I ended my sabbatical with a brief stay in Portugal, where I reconnected with Gil Penha-Lopes (long time friend-in-the-work) and now make my home.

PhD in Complexity

For some time, I had been playing with the idea to do a transdisciplinary PhD to deepen my understanding of the many learnings over the last few decades of systemic interventions.

On a torentially rainy day in Riga, while on my EU tour, where I could scarcely get out of bed, I began researching possibilities for doctoral programs in the EU.

I found one in Portugal of all places, in Complexity, a transdisciplinary program, which I barely new existed as a field in itself.

I applied that summer, was accepted and by October 2019 had begun the program. It was an international program, in English, and online. I was furious that I didn’t have to live in Portugal, so I took it as a sign that I should.

The latest iteration of my research design pivots around the question: What does it mean to be fully-human in a universe-of-complexity?

The research is titled: Coming Back to Life: (Re)awakening radical [fully-human] participation in a universe-of-{generative} complexity. With it I develop a three dimensional theoretical framework to explore the various qualities of living systems, that we may apply towards designing ecosocial systems with that serve to regenerate Life.

Along the way, in order to build the living soils for these ecosocial systems, I look at how we can reorganize knowledge, the way we know what we know about the world we live in, an epistemology equally up to the task of interpreting our and supporting a fully-human presence on the planet.

With this foundation in place, I am exploring four areas of practical application: (1) A Regenerative Theory of Complex Knowledges: An exploration into Morin’s method in Method; (2) Regenerative Development Aims: A study in the practical application of wholeness-aliveness; (3) The Self-Organizing Bioregion: Complex organization of transformative ecosystems in practice; (4) Economies of Scale-linking: A regenerative commoning framework for living economies.


Dodoma Foodway

After my presentation in The Nature of Cities conference, I became good friends Paul Curie, (a brilliant fellow from Capetown who works for ICLEI Africa), who I shared the concept of Foodway with… it was exactly the kind of intervention he was looking to address the many ecoscial issues faced in Dodoma, Tanzania.

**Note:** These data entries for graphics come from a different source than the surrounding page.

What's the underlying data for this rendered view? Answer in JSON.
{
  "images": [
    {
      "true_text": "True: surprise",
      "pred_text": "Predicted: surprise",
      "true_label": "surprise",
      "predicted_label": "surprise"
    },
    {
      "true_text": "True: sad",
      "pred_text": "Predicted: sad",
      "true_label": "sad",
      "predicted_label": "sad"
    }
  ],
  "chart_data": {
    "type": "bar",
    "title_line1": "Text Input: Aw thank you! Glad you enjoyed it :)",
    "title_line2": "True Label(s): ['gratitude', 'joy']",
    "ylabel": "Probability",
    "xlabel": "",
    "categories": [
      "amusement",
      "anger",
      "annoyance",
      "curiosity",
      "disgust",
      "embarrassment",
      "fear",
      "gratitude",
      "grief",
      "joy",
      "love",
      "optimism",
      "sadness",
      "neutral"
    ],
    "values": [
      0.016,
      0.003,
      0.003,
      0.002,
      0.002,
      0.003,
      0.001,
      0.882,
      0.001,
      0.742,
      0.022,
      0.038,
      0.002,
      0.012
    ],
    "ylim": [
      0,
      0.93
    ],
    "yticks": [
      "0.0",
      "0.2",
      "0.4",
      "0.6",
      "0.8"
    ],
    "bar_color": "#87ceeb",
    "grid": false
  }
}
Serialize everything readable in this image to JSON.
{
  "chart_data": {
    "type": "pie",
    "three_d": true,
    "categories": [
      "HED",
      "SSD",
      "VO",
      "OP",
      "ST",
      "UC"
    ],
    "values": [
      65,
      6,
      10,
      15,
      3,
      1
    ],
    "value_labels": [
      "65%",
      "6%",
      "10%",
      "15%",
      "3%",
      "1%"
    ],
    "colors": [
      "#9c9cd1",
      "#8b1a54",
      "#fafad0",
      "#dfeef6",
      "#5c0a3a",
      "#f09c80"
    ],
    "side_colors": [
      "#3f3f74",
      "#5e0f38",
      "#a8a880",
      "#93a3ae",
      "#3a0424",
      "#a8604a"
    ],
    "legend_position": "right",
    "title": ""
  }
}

Over the following months, I created a conceptual design for a foodway corridor responsive to the specific challenges in Dodoma, one of many poorly-developed  places with excess burden of being a capital city, due of its central location. The call was to use regenerative agriculture and agroforestry livlihood corridor as a buffer between the overstressed areas of human activity and natural areas.
 
Over the coming months, the concept was refined, i was partnered with local organizations, and an initial site was selected. See Msalato Community Farm for futher details on design process and design.

Abrigada Eco Community

One of the projects that was quite dear to me, was the proposed creation of Abrigada an intentional eco community on 45 acres of land north of Lisbon. This was not a professional engagement, as I had planned on living there eventually.
 
The design challenge was to create various neighborhoods of naturally-built homes, each with their own character, embedded within a regenerative agriculture/agroforestry enterprises that the community would develop over time.
 
Among other things, the community was to be a center of mastery for natural building, including creating a bioregional economy based on generating livelihoods around producing many of the products needed for building homes in this way.
 
The design of the design process I worked out was based on Christopher Alexander’s Theory of centers and how these self-organize. The idea (yet to be tested) was that future residents from each neighborhood would spend time on the land, use there whole bodies to sense and image where each pod of homes could be located, given the constraints. Each then would spend time feeling where they were drawn to with in that, to site their homes, them spend time siting, eating or sleeping where they might locate various rooms, etc.
 
For bureaucratic reasons, the project has yet to commence after three years of seeking approvals. Fingers-crossed, something beautiful still emerges there.